Graverra wanted to feel flattered by that, but her smile still had an awkward tilt to it as she tried not to think too hard about why. For the moment, anyway.
“You’ll have to remain in here with me, though. Cores of my ranking tend to forego an avatar like that, partially for our own ease and budgeting of resources, but you humanoids seem so very frail…”
That sounded much less like a compliment. Graverra uncrossed her ankles and sat up straighter. Just because they were getting along now and maybe would continue to didn’t mean she was about to completely let her guard down. It still could have been a trap.
“Is seven a very good ranking for a dungeon?” She asked next, assuming that was some of the reason he wanted her. Besides the extra mana.
“Well, it’ll sure beat zero, huh boss?” Capo felt the need to interject. The core’s eye narrowed at the skull.
“Yes,” Somehow it sounded like the dungeon core was speaking through gritted teeth. “We do not use numbers for that, but it would certainly speed things along.”
“And you’re expecting me to keep grinding it out for you too? I mean, I hate grinding as much as the next person,” Graverra tried giving the dungeon core an empathetic look, but she wasn’t sure it worked. “But isn’t that kind of an exploit?”
Of course, Graverra didn’t know if dungeon cores suffered the same stigmas around things like that. For herself and anyone else with a class, anything considered an exploit was the dishonorable way out and usually wound up far more trouble than just earning the EXP in the first place. It didn’t help that necromancy itself tended to be looked at that way, but then, that was why Graverra felt she could be sympathetic to the idea now.
The dungeon core sighed. “Yes.
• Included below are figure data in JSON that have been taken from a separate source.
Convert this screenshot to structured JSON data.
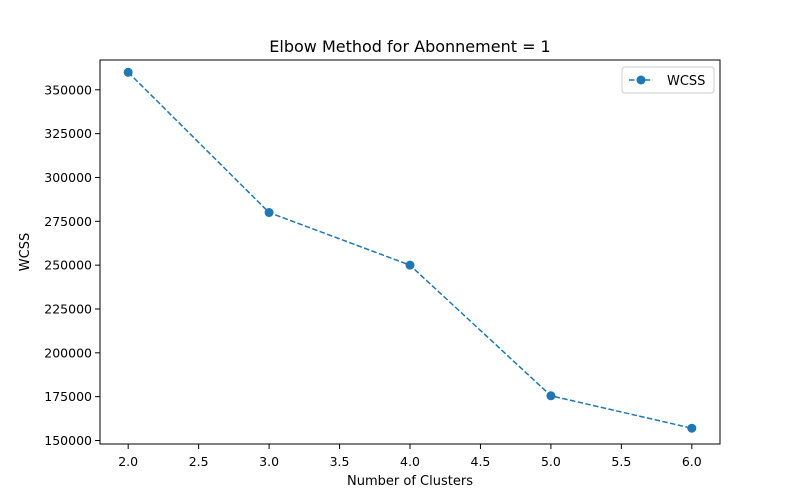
{
  "chart_data": {
    "type": "line",
    "title": "Elbow Method for Abonnement = 1",
    "xlabel": "Number of Clusters",
    "ylabel": "WCSS",
    "xlim": [
      1.8,
      6.2
    ],
    "ylim": [
      148000,
      367000
    ],
    "x_ticks": [
      "2.0",
      "2.5",
      "3.0",
      "3.5",
      "4.0",
      "4.5",
      "5.0",
      "5.5",
      "6.0"
    ],
    "y_ticks": [
      "150000",
      "175000",
      "200000",
      "225000",
      "250000",
      "275000",
      "300000",
      "325000",
      "350000"
    ],
    "grid": false,
    "legend_position": "top-right",
    "series": [
      {
        "name": "WCSS",
        "color": "#1f77b4",
        "line_style": "dashed",
        "marker": "circle",
        "x": [
          2,
          3,
          4,
          5,
          6
        ],
        "values": [
          360000,
          280000,
          250000,
          175500,
          157000
        ]
      }
    ]
  }
}
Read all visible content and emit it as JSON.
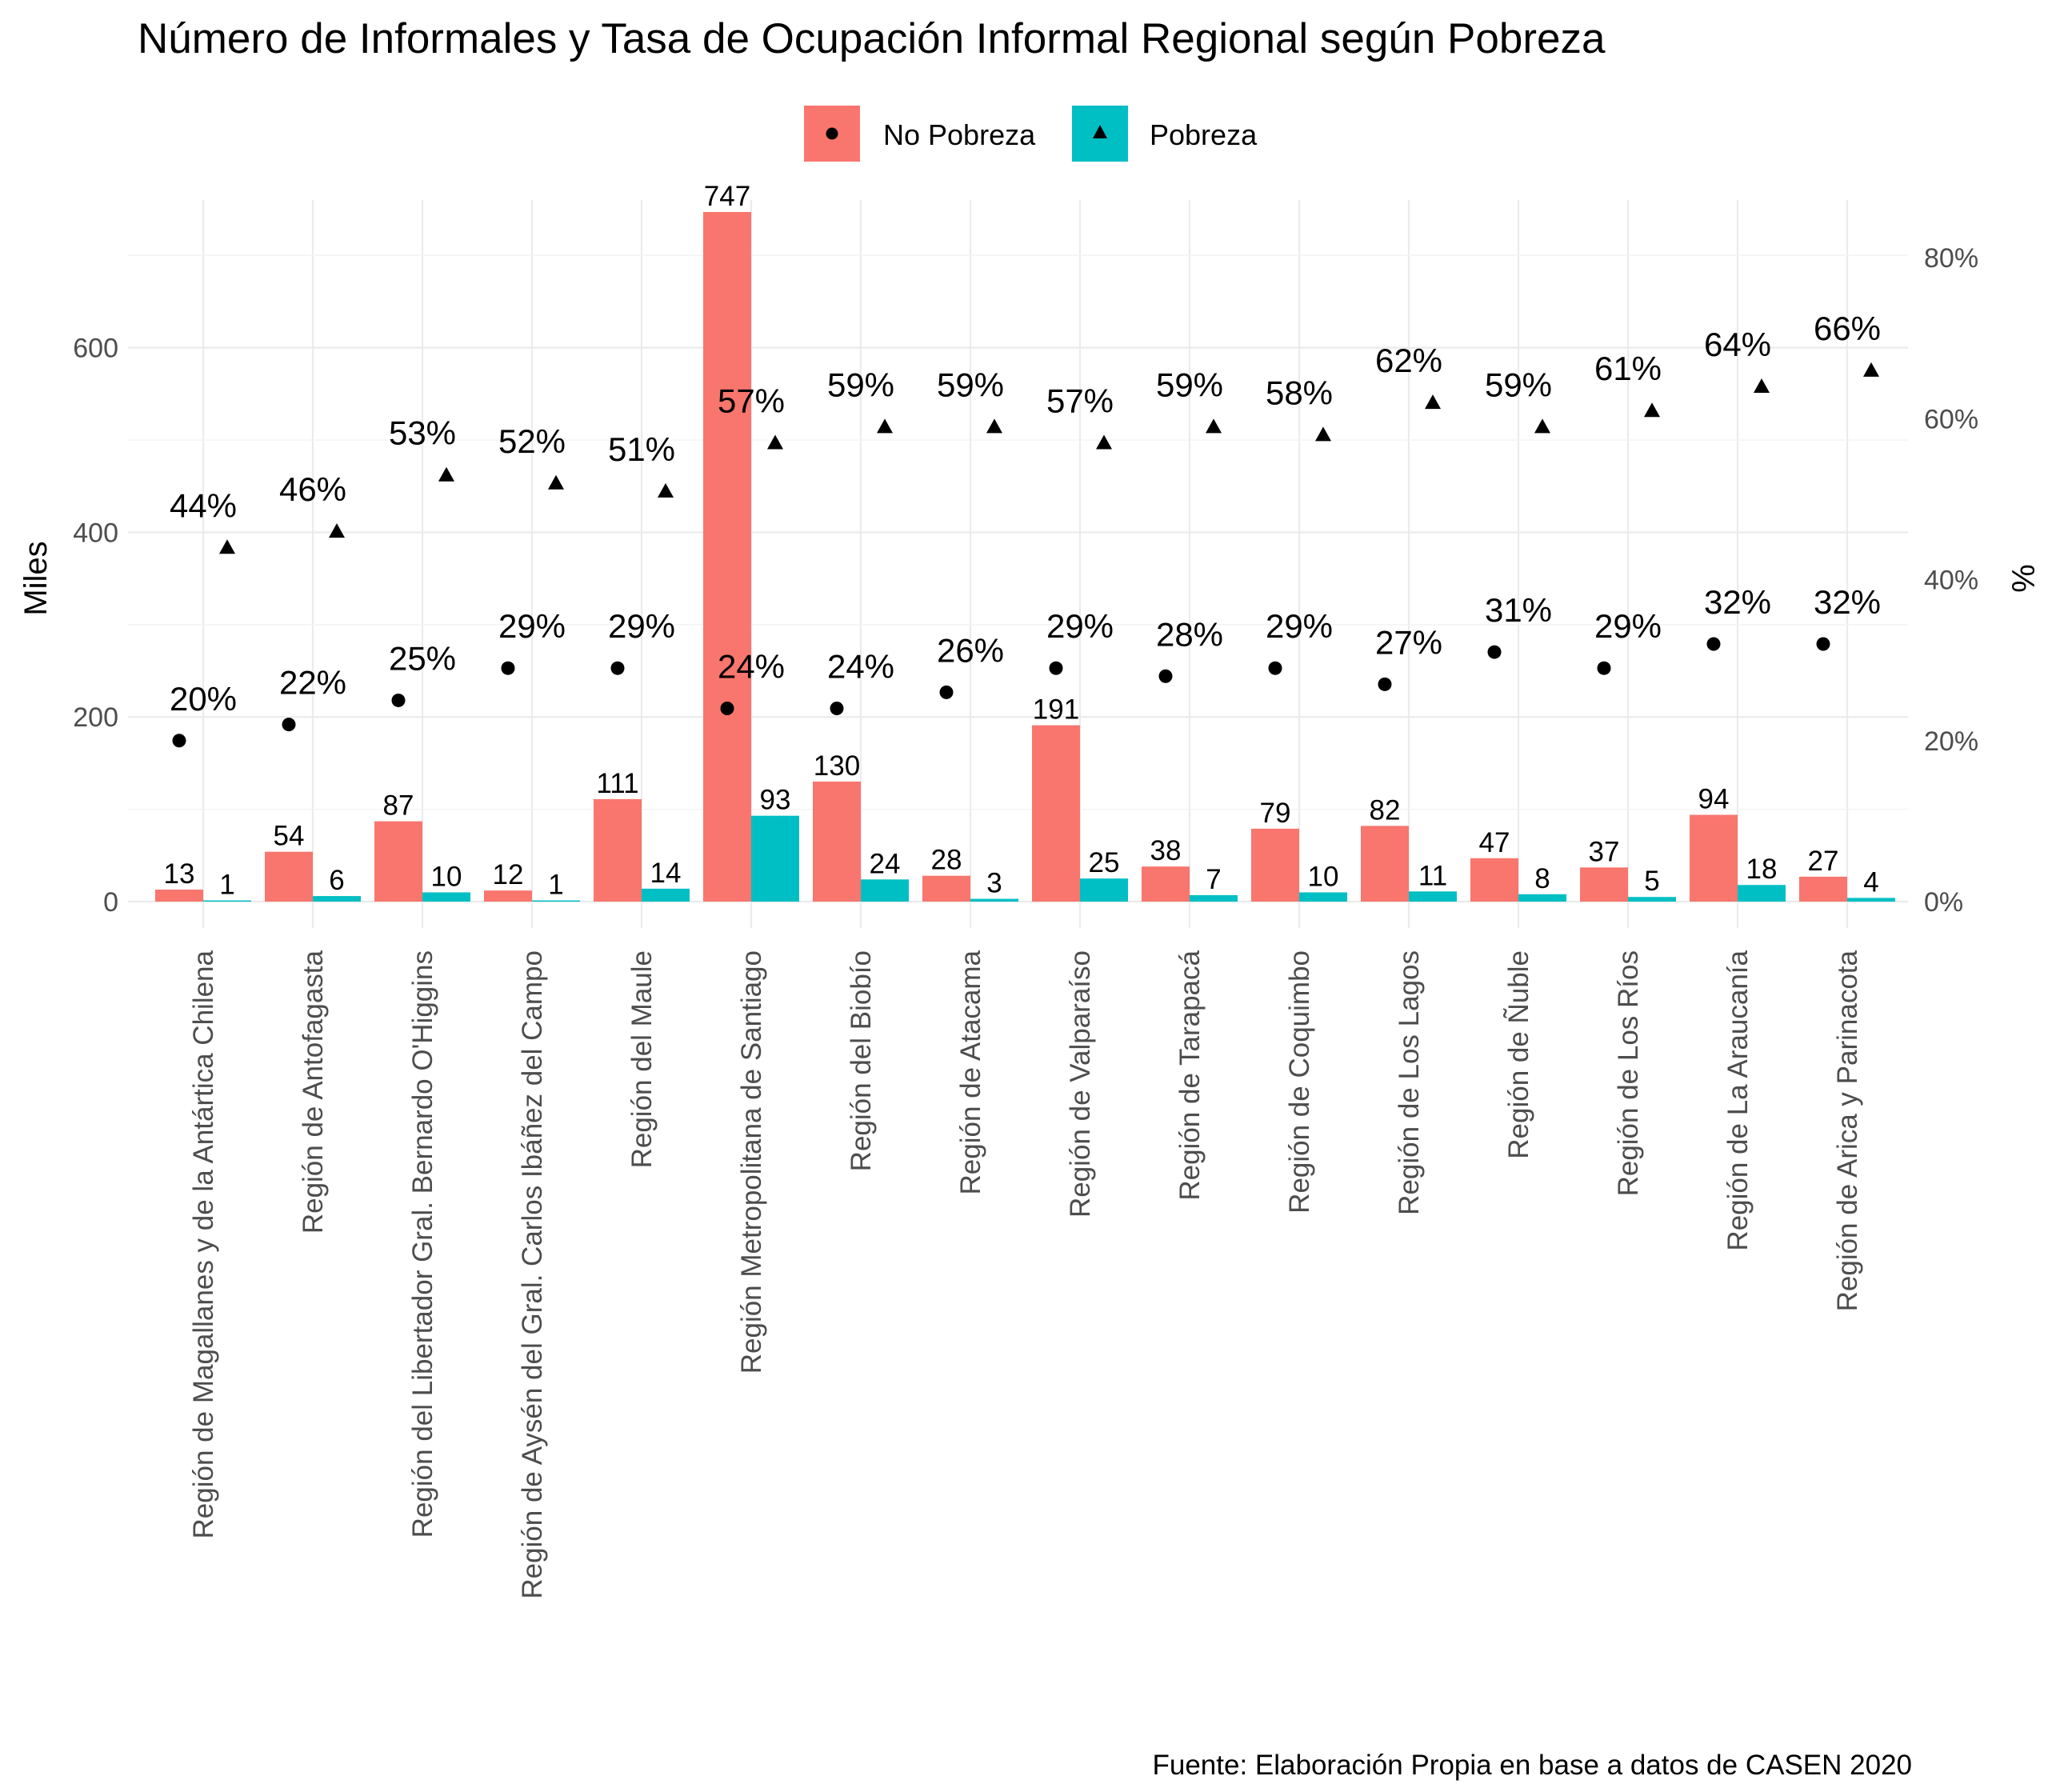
{
  "chart_data": {
    "type": "bar",
    "title": "Número de Informales y Tasa de Ocupación Informal Regional según Pobreza",
    "ylabel": "Miles",
    "y2label": "%",
    "caption": "Fuente: Elaboración Propia en base a datos de CASEN 2020",
    "ylim": [
      0,
      760
    ],
    "y2lim": [
      0,
      0.8
    ],
    "yticks": [
      0,
      200,
      400,
      600
    ],
    "y2ticks": [
      "0%",
      "20%",
      "40%",
      "60%",
      "80%"
    ],
    "grid": true,
    "legend_position": "top",
    "categories": [
      "Región de Magallanes y de la Antártica Chilena",
      "Región de Antofagasta",
      "Región del Libertador Gral. Bernardo O'Higgins",
      "Región de Aysén del Gral. Carlos Ibáñez del Campo",
      "Región del Maule",
      "Región Metropolitana de Santiago",
      "Región del Biobío",
      "Región de Atacama",
      "Región de Valparaíso",
      "Región de Tarapacá",
      "Región de Coquimbo",
      "Región de Los Lagos",
      "Región de Ñuble",
      "Región de Los Ríos",
      "Región de La Araucanía",
      "Región de Arica y Parinacota"
    ],
    "series": [
      {
        "name": "No Pobreza",
        "color": "#F8766D",
        "marker": "circle",
        "values": [
          13,
          54,
          87,
          12,
          111,
          747,
          130,
          28,
          191,
          38,
          79,
          82,
          47,
          37,
          94,
          27
        ],
        "rate": [
          0.2,
          0.22,
          0.25,
          0.29,
          0.29,
          0.24,
          0.24,
          0.26,
          0.29,
          0.28,
          0.29,
          0.27,
          0.31,
          0.29,
          0.32,
          0.32
        ],
        "rate_labels": [
          "20%",
          "22%",
          "25%",
          "29%",
          "29%",
          "24%",
          "24%",
          "26%",
          "29%",
          "28%",
          "29%",
          "27%",
          "31%",
          "29%",
          "32%",
          "32%"
        ]
      },
      {
        "name": "Pobreza",
        "color": "#00BFC4",
        "marker": "triangle",
        "values": [
          1,
          6,
          10,
          1,
          14,
          93,
          24,
          3,
          25,
          7,
          10,
          11,
          8,
          5,
          18,
          4
        ],
        "rate": [
          0.44,
          0.46,
          0.53,
          0.52,
          0.51,
          0.57,
          0.59,
          0.59,
          0.57,
          0.59,
          0.58,
          0.62,
          0.59,
          0.61,
          0.64,
          0.66
        ],
        "rate_labels": [
          "44%",
          "46%",
          "53%",
          "52%",
          "51%",
          "57%",
          "59%",
          "59%",
          "57%",
          "59%",
          "58%",
          "62%",
          "59%",
          "61%",
          "64%",
          "66%"
        ]
      }
    ]
  }
}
But you can’t blame me. Why would I want to simply kill someone like you when I could spend the rest of eternity building something together?”
Graverra took to twirling a curl around her finger again as she thought about that. She guessed that was awfully considerate way to look at it, if they were both stuck like this… Maybe he was better at this wooing thing than she’d been giving him credit for.
“Forever?” She still had to ask. That would make her functionally immortal, wouldn’t it? People agreed to worse for less, she’d definitely heard about that. “You hardly know me.”
“What a wonderful way to get to know someone.”
“If it doesn’t kill me.” Graverra reminded, suddenly somber. “You didn’t sound very certain before.”
The room rumbled softly with the dungeon core’s frustrated growl. Some of the sinew holding the throne together threaded up and over Graverra’s wrists and around her ankles. She yelped, about to repeat their last interaction although without the cat to save her, but the dungeon core continued speaking.
“I think it will hurt an awful lot if you say no. I have to say, I’m curious now. I think I’d like to try, regardless.”
So maybe pumping him full of Withering Blasts again would just force the issue…
Graverra struggled against the bonds still, “I’m just trying to understand! I’ve never been a dungeon core before. I don’t know how this works!”
“Then let me teach you.” The dungeon core’s eye widened while the valves and muscles of his heart body pumped a little faster.
So that was probably it for Graverra.